Cajas: fusiones ¿sin integración laboral? | Estudio de Comunicación

Cajas: fusiones ¿sin integración laboral?

110113CLI ESTUDIO NegocioRAlmendros1 Cajas: fusiones ¿sin integración laboral?Negocio, 12/01/2011.- Artículo de Ramón Almendros, Director de Estudio de Comunicación, en el que se reflexiona sobre la Comunicación Interna como elemento aglutinador de la integración de equipos en los procesos de fusión de Cajas de Ahorros.

El Banco de España ha urgido a las cajas de ahorros a cerrar sus procesos de fusión y éstas van, a toda prisa, intentando completar la primera etapa de procesos tan complejos que hacen necesaria la cuidadosa preparación de las etapas que vendrán a continuación.

Por ejemplo, el ajuste de plantillas para racionalizar los recursos humanos y obtener su mejor aprovechamiento en la nueva estructura operativa que, inevitablemente, producirá el solapamiento de servicios corporativos de las fusionadas y de buena parte de las oficinas bancarias de zonas próximas. Y este ajuste puede producir, si no se lleva a cabo con rigor y aceptación, más problemas que ventajas.

Porque no se trata sólo de establecer el número justo de trabajadores de la plantilla que se corresponda con las necesidades de la resultante de la fusión. Lo principal, lo fundamental  diría yo, es integrar las plantillas de las fusionadas dentro de una misma cultura corporativa de valores asumidos y compartidos y de un sistema de trabajo eficaz y homogéneo. Pero esto no resulta fácil.

Es aquí donde adquiere una gran importancia y un valor, que puede ser decisivo, la Comunicación Interna. Sin esta guía para conducir y canalizar el gran flujo de relaciones que brota de una situación tan trascendente para la entidad financiera y sus trabajadores, las mesas de negociación podrán cerrar acuerdos laborales mas, difícilmente, podrán conseguir la verdadera integración.

La cultura corporativa no por inmaterial deja de ser decisiva. Las señas de identidad, los valores, el desempeño de la misión, la búsqueda de un objetivo común unen y fortalecen a la plantilla y son imprescindibles para que nazca y se mantenga la motivación de los trabajadores para afrontar una nueva situación, inevitablemente llena de inquietudes e incertidumbres. Es necesario depurar y transmitir esos valores, hacerlos visibles y entendibles, darles vida para que sean interiorizados y llevados a la práctica. En definitiva, las “nuevas Cajas” deben conseguir un espíritu de unidad y de esfuerzo, más valioso cuando mayores  son  las dificultades.
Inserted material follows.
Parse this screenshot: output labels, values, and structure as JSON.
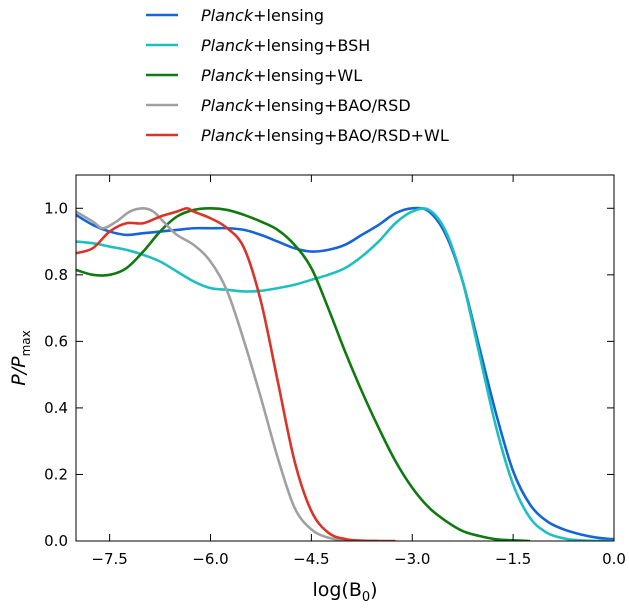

A menudo los trabajadores se quejan de que, en este tipo de situaciones, las compañías no cuidan el aspecto más humano del proceso de ajuste y se sienten víctimas de la insensibilidad de éstas que sólo les informan de las cuestiones de carácter laboral, puras y duras. No les falta razón pues,  cuando alguien cierra un capítulo en su vida mediante una prejubilación o una baja incentivada, valora especialmente el reconocimiento de su trayectoria, más cuanto más leal y dilatada haya sido. Asimismo, los empleados que inician una etapa nueva necesitan claridad y seguridad para entregarse a su trabajo con convicción y sin miedos. Y el remedio contra estas carencias no es otro que la Comunicación.

Por otra parte los propios departamentos que desempeñan esta función suelen ser, a la vez,  objeto y parte del ajuste, y han de conciliar esta realidad con el control eficaz de la tarea de comunicación. Han de diseñar y llevar a cabo sus propios planes y coordinar con las fusionadas un plan conjunto, integral y equilibrado para lo que, seguramente, carecen de experiencia, medios y objetividad. Tarea, pues, casi imposible. La solución, como en medicina y en tantos otros campos de la actividad humana, está en los verdaderamente expertos y más especializados pues, en caso contrario,  las consecuencias pueden ser muy negativas.

Seguramente lo firmaría Perogrullo, pero parece evidente y sencilla la deducción: fusionar dos o más cajas de ahorros, es decir unir sus ideas e intereses, sin integrar sus plantillas y motivar a sus trabajadores no parece lo más conveniente para que la fusión tenga un buen resultado, y a todos conviene que nuestra nuevas entidades financieras salgan de la crisis lo más fuertes que sea posible.